Livros, remédio da alma?
6 de Fevereiro de 2018 às 18:23
Originalmente publicado no Blog da Brinque

"A oferta mais generosa que podemos fazer às crianças são histórias, imagens e palavras que ampliem repertório para compreender e organizar o mundo, num exercício de autoconhecimento e de encontro com o outro"
Não é necessária uma pesquisa muito complexa para descobrir que há livros, bons e ruins, sobre tudo e, por estranho que pareça, sob medida até mesmo para o que desconhecemos. Mas me pergunto se, por melhores que sejam, aplicados como remédio “funcionam” como esperado por quem os busca. Não tenho dúvidas de que narrativas – livros, filmes, canções – que tratem de algo que nos toca nos ajudam, muitas vezes, a compreender um pouquinho o que vivemos em momentos específicos. Nessas situações, entendemos que nosso sofrimento e nosso medo fazem parte da vida e são, em grande medida, o que nos liga às outras pessoas, que sofrem e temem como nós; ao saber do outro, sabemos um pouco mais de nós mesmos e isso nos permite voltar ao outro com menos fissuras. O importante é que, nesses casos, os livros se tornem uma abertura para a criança pensar, falar (se quiser) e elaborar a dor, a perda, e, assim, fazer a experiência da tristeza.

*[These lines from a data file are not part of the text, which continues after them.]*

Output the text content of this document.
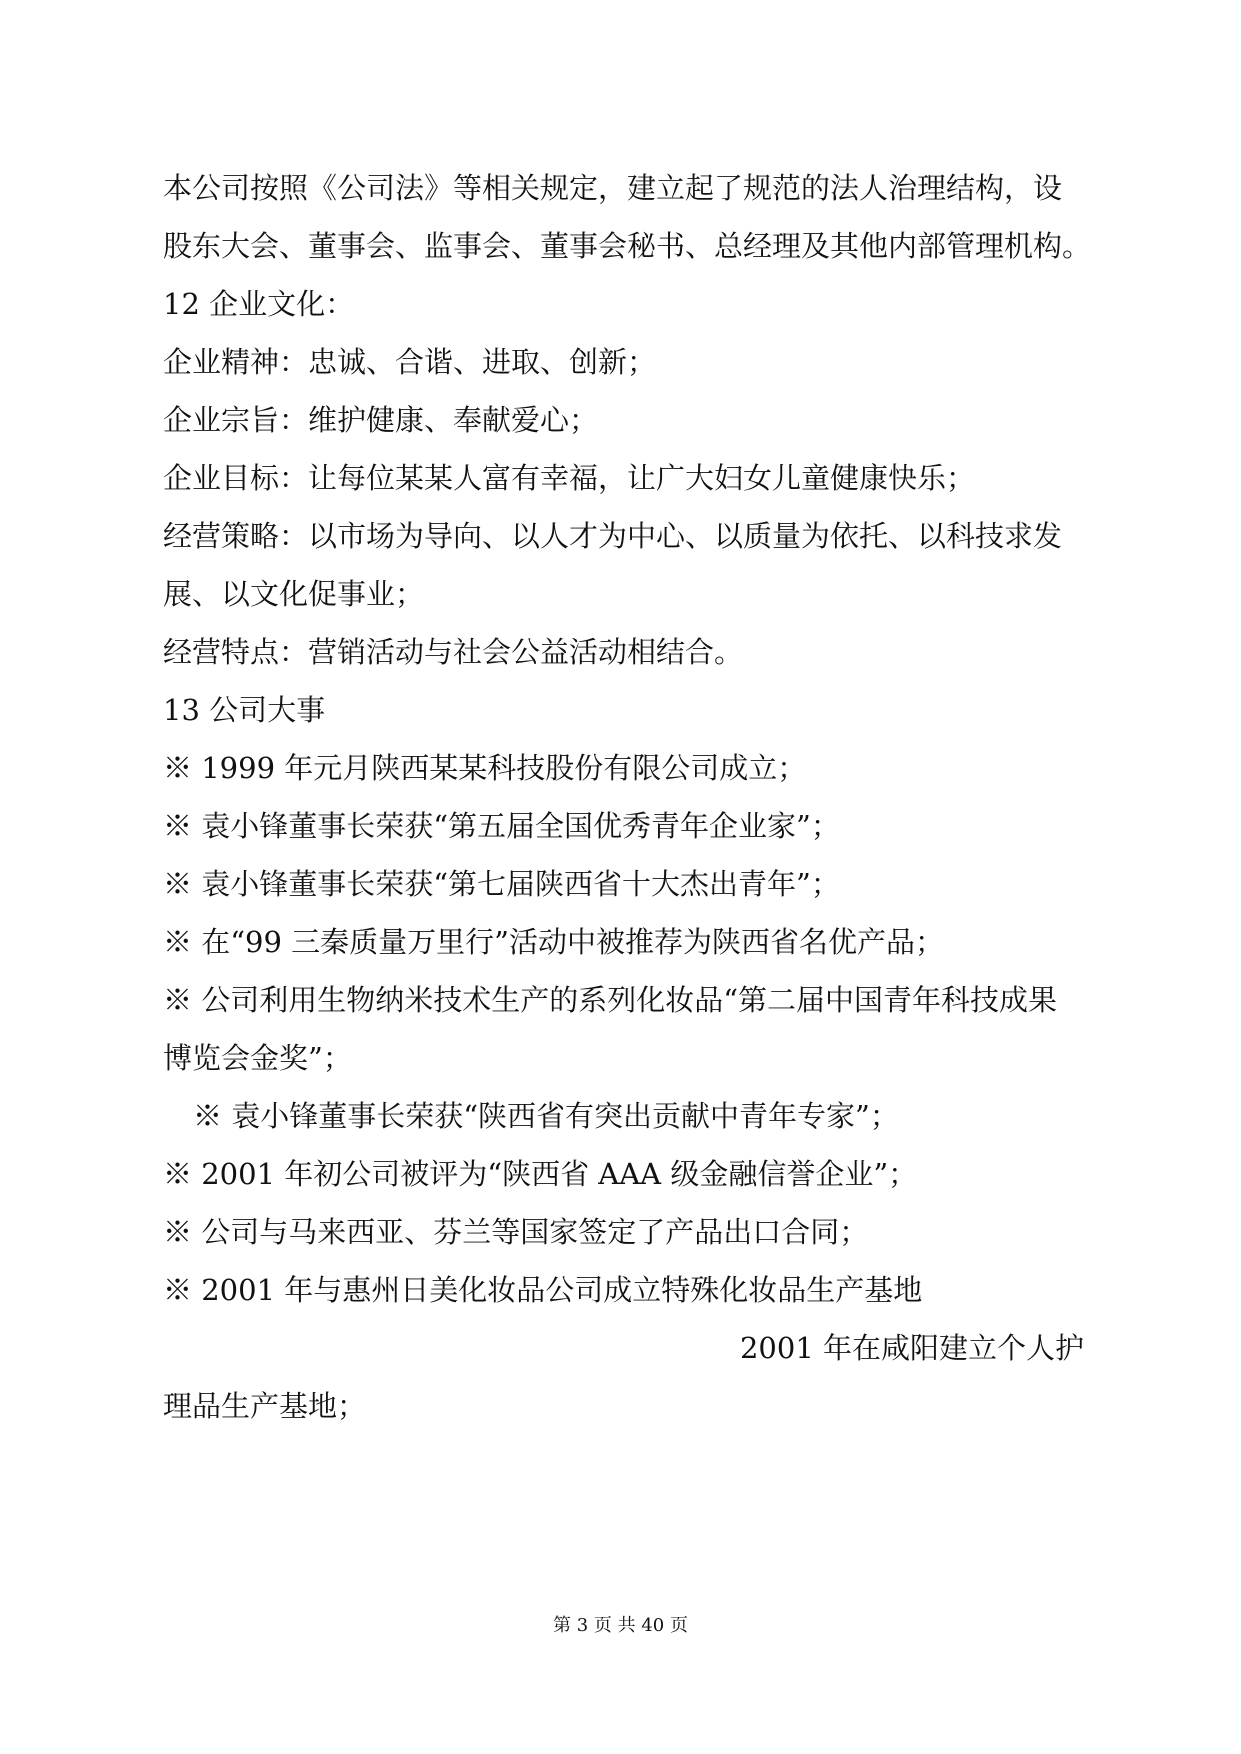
本公司按照《公司法》等相关规定，建立起了规范的法人治理结构，设

股东大会、董事会、监事会、董事会秘书、总经理及其他内部管理机构。

12 企业文化：

企业精神：忠诚、合谐、进取、创新；

企业宗旨：维护健康、奉献爱心；

企业目标：让每位某某人富有幸福，让广大妇女儿童健康快乐；

经营策略：以市场为导向、以人才为中心、以质量为依托、以科技求发

展、以文化促事业；

经营特点：营销活动与社会公益活动相结合。

13 公司大事

※ 1999 年元月陕西某某科技股份有限公司成立；

※ 袁小锋董事长荣获“第五届全国优秀青年企业家”；

※ 袁小锋董事长荣获“第七届陕西省十大杰出青年”；

※ 在“99 三秦质量万里行”活动中被推荐为陕西省名优产品；

※ 公司利用生物纳米技术生产的系列化妆品“第二届中国青年科技成果

博览会金奖”；

※ 袁小锋董事长荣获“陕西省有突出贡献中青年专家”；

※ 2001 年初公司被评为“陕西省 AAA 级金融信誉企业”；

※ 公司与马来西亚、芬兰等国家签定了产品出口合同；

※ 2001 年与惠州日美化妆品公司成立特殊化妆品生产基地

2001 年在咸阳建立个人护

理品生产基地；

第 3 页 共 40 页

Apesar de parecer pequena a oferta para quem, inconscientemente, busca uma solução imediata em um momento difícil, esse já é um grande convite. São muitos os caminhos que trilhamos na tentativa de aplacar a dor, especialmente a das crianças. Para elas, que nascem em um mundo velho e desigual e carregam o fardo de construir um futuro melhor, tentamos, amorosa e inutilmente, construir atalhos. Mas se pensamos fora da lógica produtiva, aquela que nos obriga a ganhar tempo em tudo para competir e a estar sempre bem, talvez não seja bom encurtar as distâncias. E onde digo “talvez”, certamente por delicadeza de linguagem, cabe uma daquelas poucas certezas que colocamos em marcha ao longo da vida: precisamos viver nossas experiências no tempo que elas exigem."Os livros nos oferecem tempo dilatado, em que vivemos cem anos em algumas horas ou um único dia em quinhentas páginas, subvertendo o tempo do tempo"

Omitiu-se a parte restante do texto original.